Cox tried vancomycin in several other PSC patients who had never had Clostridium difficile infections. These kids had been told they were untreatable, yet in many cases their liver symptoms disappeared.
Holiday SurpriseOn Dec. 3, 2005, a few weeks after Ellery began taking vancomycin, the little girl, her moms and her twin brother Robert arrived at the holiday party. It was a chance for liver-transplant families to have fun and offer each other mutual support. Ellery and her family were excited to see Cox and his pediatric gastroenterology fellow, Anca Safta, MD, who had provided much of Ellery's care. But the doctors were even more excited to see her.
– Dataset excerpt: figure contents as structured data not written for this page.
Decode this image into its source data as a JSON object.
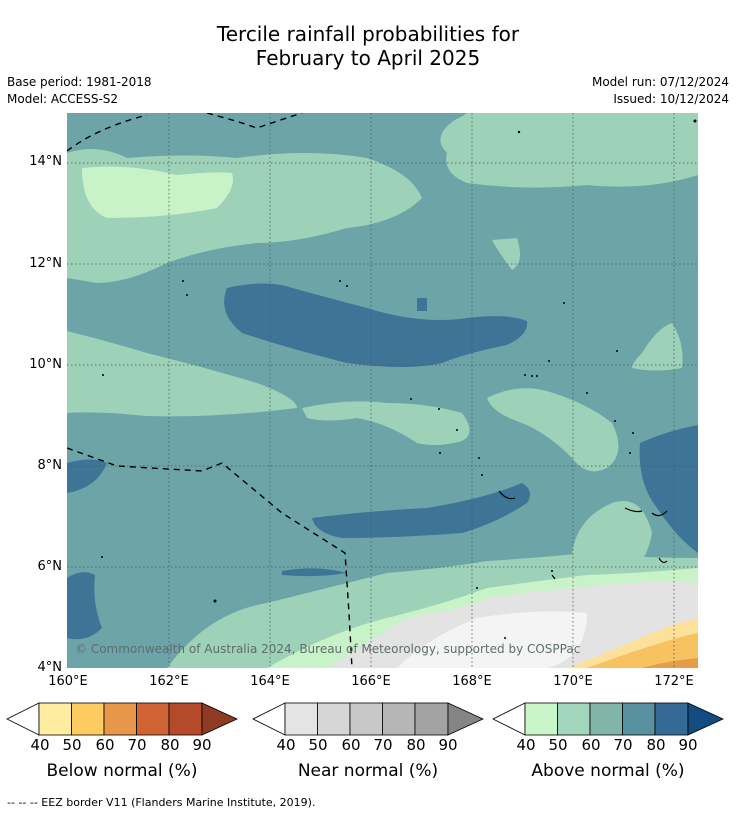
{
  "title": {
    "line1": "Tercile rainfall probabilities for",
    "line2": "February to April 2025"
  },
  "metadata": {
    "base_period": "Base period: 1981-2018",
    "model": "Model: ACCESS-S2",
    "model_run": "Model run: 07/12/2024",
    "issued": "Issued: 10/12/2024"
  },
  "map": {
    "copyright": "© Commonwealth of Australia 2024, Bureau of Meteorology, supported by COSPPac",
    "lat_ticks": [
      "14°N",
      "12°N",
      "10°N",
      "8°N",
      "6°N",
      "4°N"
    ],
    "lon_ticks": [
      "160°E",
      "162°E",
      "164°E",
      "166°E",
      "168°E",
      "170°E",
      "172°E"
    ],
    "category_colors": {
      "above_50": "#c8f2c8",
      "above_60": "#9dd1b8",
      "above_70": "#6da4a8",
      "above_80": "#3e7496",
      "near_40": "#e3e3e3",
      "below_50": "#fde099",
      "below_60": "#f7c361",
      "below_70": "#e79c4a"
    }
  },
  "colorbars": [
    {
      "title": "Below normal (%)",
      "labels": [
        "40",
        "50",
        "60",
        "70",
        "80",
        "90"
      ],
      "colors": [
        "#ffffff",
        "#feeca1",
        "#fdcb62",
        "#e6974a",
        "#cf6333",
        "#b44a2a",
        "#8f3a22"
      ]
    },
    {
      "title": "Near normal (%)",
      "labels": [
        "40",
        "50",
        "60",
        "70",
        "80",
        "90"
      ],
      "colors": [
        "#ffffff",
        "#e4e4e4",
        "#d6d6d6",
        "#c8c8c8",
        "#b6b6b6",
        "#a3a3a3",
        "#858585"
      ]
    },
    {
      "title": "Above normal (%)",
      "labels": [
        "40",
        "50",
        "60",
        "70",
        "80",
        "90"
      ],
      "colors": [
        "#ffffff",
        "#c9f5c9",
        "#a1d6bc",
        "#80b5a8",
        "#5891a0",
        "#356996",
        "#124c83"
      ]
    }
  ],
  "footer": "--  --  -- EEZ border V11 (Flanders Marine Institute, 2019)."
}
"When we came in, Dr. Safta and Dr. Cox couldn't believe how well she looked," Lyn recalled. Ellery's jaundice had cleared up. Her belly, previously swollen with fluids that accumulated when her liver function was at its worst, was a healthy shape. She was still tiny in comparison to her twin – the liver disease stunted her growth – but she was more energetic than before.
That same month, the hospital’s transplant selection committee concluded Ellery didn't need a liver transplant.
Filling the Knowledge GapsCox is continuing his research on the effect of vancomycin on PSC. In 2008, he published clinical observations of 14 patients who received the drug. He's now collaborating with other scientists across the country to test possible explanations for how the drug works.
When Cox talks about vancomycin, he expresses a scientist's prudence: There are still many open questions, and he wants precise answers to fill the gaps in his knowledge.
But beneath his caution is a definite sense of excitement.
"Most discoveries come by careful observation. I feel lucky that I've made this observation," he said. "The remarkable part is, not only do the liver tests get better, but, also the children feel so much better. If you take a look at these children before and after therapy, they don't look like the same child."
And Ellery's family is thrilled. Five years after they got the best holiday surprise ever, their daughter is thriving. Though her liver still bears the scars of cirrhosis, her liver-function tests are now normal. Her growth has caught up to her brother's.
For Lyn and Melissa, perhaps the best outcome is the opportunity to watch Ellery enjoy ordinary childhood pleasures: drawing pictures every night before bed, taking lessons in gymnastics and going to karate classes.
"I can't even calculate what Dr. Cox has been able to do for Ellery," Lyn said. "We've had access to something amazing."